Aug 17 '24 14:08 Just-Explode

btw i think i should post it also (this happens on cmake -DWHISPER_MKL=ON ..)

MKL_VERSION: 2024.2.0
-- MKL_ROOT: /opt/intel/oneapi/mkl/2024.2
-- MKL_ARCH: None, set to ` intel64` by default
-- MKL_LINK: None, set to ` dynamic` by default
-- MKL_INTERFACE_FULL: None, set to ` intel_ilp64` by default
-- MKL_THREADING: None, set to ` intel_thread` by default
-- MKL_MPI: None, set to ` intelmpi` by default
-- Found /opt/intel/oneapi/mkl/2024.2/lib/libmkl_scalapack_ilp64.so
-- Found /opt/intel/oneapi/mkl/2024.2/lib/libmkl_cdft_core.so
-- Found /opt/intel/oneapi/mkl/2024.2/lib/libmkl_intel_ilp64.so
-- Found /opt/intel/oneapi/mkl/2024.2/lib/libmkl_intel_thread.so
-- Found /opt/intel/oneapi/mkl/2024.2/lib/libmkl_core.so
-- Found /opt/intel/oneapi/mkl/2024.2/lib/libmkl_blacs_intelmpi_ilp64.so
-- Found /opt/intel/oneapi/compiler/2024.2/lib/libiomp5.so
-- Imported oneMKL targets: MKL::mkl_scalapack_ilp64;MKL::mkl_cdft_core;MKL::mkl_intel_ilp64;MKL::mkl_intel_thread;MKL::mkl_core;MKL::mkl_blacs_intelmpi_ilp64;MKL::MKL

Aug 17 '24 14:08 Just-Explode

With the above modifications, I can build but I don't see different performance too.
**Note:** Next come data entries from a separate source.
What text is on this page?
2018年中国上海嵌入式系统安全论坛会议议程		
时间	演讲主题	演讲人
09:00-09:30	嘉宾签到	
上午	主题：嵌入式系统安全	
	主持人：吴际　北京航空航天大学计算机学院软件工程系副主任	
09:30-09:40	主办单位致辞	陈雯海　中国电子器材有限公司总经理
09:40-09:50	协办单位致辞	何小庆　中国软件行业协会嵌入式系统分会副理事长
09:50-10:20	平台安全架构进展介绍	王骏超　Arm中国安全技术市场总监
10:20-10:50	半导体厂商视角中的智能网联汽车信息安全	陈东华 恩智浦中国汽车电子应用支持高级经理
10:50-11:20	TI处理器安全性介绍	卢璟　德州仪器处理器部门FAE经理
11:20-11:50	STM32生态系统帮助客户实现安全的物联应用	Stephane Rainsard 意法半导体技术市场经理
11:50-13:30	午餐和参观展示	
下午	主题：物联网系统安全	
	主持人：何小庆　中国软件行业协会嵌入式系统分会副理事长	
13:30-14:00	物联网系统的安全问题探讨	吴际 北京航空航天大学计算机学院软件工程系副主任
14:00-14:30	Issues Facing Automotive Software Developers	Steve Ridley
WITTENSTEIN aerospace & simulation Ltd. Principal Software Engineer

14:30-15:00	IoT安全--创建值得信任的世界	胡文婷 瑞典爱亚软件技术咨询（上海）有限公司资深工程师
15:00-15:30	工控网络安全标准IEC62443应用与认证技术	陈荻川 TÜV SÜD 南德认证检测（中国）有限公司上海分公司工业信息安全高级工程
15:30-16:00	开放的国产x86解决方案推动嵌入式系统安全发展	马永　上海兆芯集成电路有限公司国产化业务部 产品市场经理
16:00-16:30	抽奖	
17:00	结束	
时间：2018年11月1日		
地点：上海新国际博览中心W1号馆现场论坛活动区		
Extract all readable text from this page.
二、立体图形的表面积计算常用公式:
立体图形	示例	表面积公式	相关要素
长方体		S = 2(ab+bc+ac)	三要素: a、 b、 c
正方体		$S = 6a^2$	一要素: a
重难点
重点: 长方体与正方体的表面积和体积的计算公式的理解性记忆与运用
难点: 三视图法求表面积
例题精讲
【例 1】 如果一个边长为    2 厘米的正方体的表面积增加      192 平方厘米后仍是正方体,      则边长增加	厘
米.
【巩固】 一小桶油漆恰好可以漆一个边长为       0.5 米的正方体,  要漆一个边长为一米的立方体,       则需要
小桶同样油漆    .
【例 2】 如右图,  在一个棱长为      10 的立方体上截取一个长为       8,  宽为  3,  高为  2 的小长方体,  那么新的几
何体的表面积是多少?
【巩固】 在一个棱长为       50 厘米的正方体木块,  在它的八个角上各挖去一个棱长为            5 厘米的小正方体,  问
Tried to build with SYCL, OpenBLAS, IntelMKL methods, and measured with a quantized model and a short wav sample. Maybe I should try a longer sample file?

Intel CPU ULTRA 165U

Aug 19 '24 11:08 ocean1ee1

Hi everybody.

~~Well, @Just-Explode you have some "trick" for this? Not work for me, too.~~

Hum... About performance. I believe this not so good enough for find best threads/processors combination. I tried with OpenBlas build, and my Host has 8-threads/4-process (cores). With a large-v3-turbo model, language forced (choiced) and only SRT generate. For a good audio recorded, presentation without noises, with 2min 17sec , time for run was:

5min 57sec -- using 4 threads, 1 processors, is default;
3min 07sec -- using 1 threads, 4 processors;
3min 36sec -- using 2 threads, 2 processors;
3min 01sec -- using 2 threads, 4 processors;

In same way, for audio with 9min 14sec :

23min 53sec;
11min 09sec;
15min 25sec;
10min 30sec;

I believe that total of sub-process are ever Threads x Processor, for each case above. Second point is that whisper-cpp will be split into chuncks, for processing, by exactly number of processors that you specify, at running.

My conclusions are:

Yeah ! ~~There are not good scaling for short audio~~
Time for processing are roughly 2.5 x for 1st, and 1.0 x for 2nd options;
Using Threads too is far from perfect.
Remembering that: Threads, usually 2 for Core, increase only 30% to 50% only in performance. In the last case, (full use of Threads and Cores), a lot of power was increased and little bit performance gained;
3rd ~~case~~ option is just balance between power and performance, this was expected for me;

Its seem why default is not good even for a big Host, i.e. with a lot of Cores.

Oct 09 '24 14:10 0bi-w6n-K3nobi